3. L'urgence justifie que soit prononcée la suspension d'un acte administratif lorsque l'exécution de celui-ci porte atteinte, de manière suffisamment grave et immédiate, à un intérêt public, à la situation du requérant ou aux intérêts qu'il entend défendre. Il appartient au juge des référés, saisi de conclusions tendant à la suspension d'un acte administratif, d'apprécier concrètement, compte tenu des justifications fournies par le requérant, si les effets de l'acte litigieux sont de nature à caractériser une urgence justifiant que, sans attendre le jugement de la requête au fond, l'exécution de la décision soit suspendue. L'urgence doit être appréciée objectivement compte tenu de l'ensemble des circonstances de l'affaire.

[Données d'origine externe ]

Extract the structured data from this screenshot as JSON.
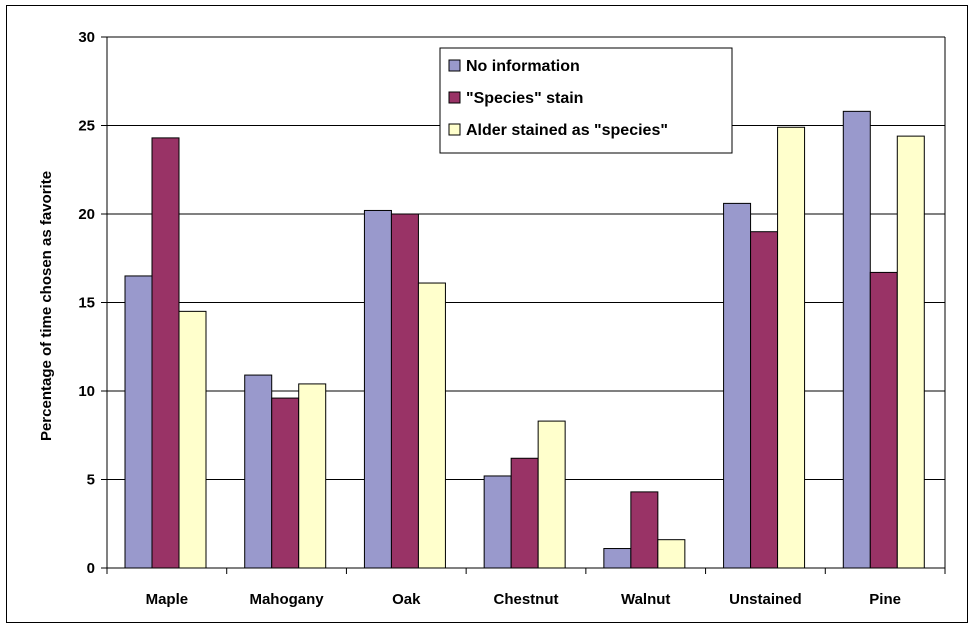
{
  "chart_data": {
    "type": "bar",
    "title": "",
    "xlabel": "",
    "ylabel": "Percentage of time chosen as favorite",
    "ylim": [
      0,
      30
    ],
    "yticks": [
      0,
      5,
      10,
      15,
      20,
      25,
      30
    ],
    "grid": true,
    "legend_position": "top-center",
    "categories": [
      "Maple",
      "Mahogany",
      "Oak",
      "Chestnut",
      "Walnut",
      "Unstained",
      "Pine"
    ],
    "series": [
      {
        "name": "No information",
        "color": "#9999cc",
        "values": [
          16.5,
          10.9,
          20.2,
          5.2,
          1.1,
          20.6,
          25.8
        ]
      },
      {
        "name": "\"Species\" stain",
        "color": "#993366",
        "values": [
          24.3,
          9.6,
          20.0,
          6.2,
          4.3,
          19.0,
          16.7
        ]
      },
      {
        "name": "Alder stained as \"species\"",
        "color": "#ffffcc",
        "values": [
          14.5,
          10.4,
          16.1,
          8.3,
          1.6,
          24.9,
          24.4
        ]
      }
    ]
  }
}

4. Pour justifier l'urgence à suspendre l'exécution de la décision en litige, Mme B fait valoir, d'une part la durée de la séparation d'avec son fils et, d'autre part, l'isolement de ce dernier au Sénégal. Toutefois, la requérante a obtenu le statut de réfugiée par une décision de l'office français de protection des réfugiés et apatrides le 11 mars 2020 et les démarches pour l'obtention du visa pour son fils allégué n'ont été entreprises que le 14 avril 2023 sans aucune explication quant à ce délai de plus de trois ans. Au surplus, la requérante n'apporte aucun élément s'agissant des conditions de vie du jeune D E A au Sénégal. Dans ces conditions, en dépit de la durée de séparation du requérant, la requérante ne saurait être regardée comme démontrant l'existence d'une situation d'urgence de nature à justifier la suspension de l'exécution de la décision contestée.

5. Il résulte de ce qui précède qu'il y a en tout état de cause lieu de rejeter la requête en application de la procédure prévue aux dispositions de l'article L. 522-3 du code de justice administrative.

O R D O N N E :

Article 1er : La requête de Mme B est rejetée.

Article 2 : La présente ordonnance sera notifiée à Mme C B et au ministre d'Etat, ministre de l'intérieur.

Fait à Nantes, le 23 mai 2025.

Le juge des référés,

P. Rosier

La République mande et ordonne au ministre d'Etat, ministre de l'intérieur, en ce qui le concerne et à tous commissaires de justice à ce requis en ce qui concerne les voies de droit commun, contre les parties privées, de pourvoir à l'exécution de la présente décision.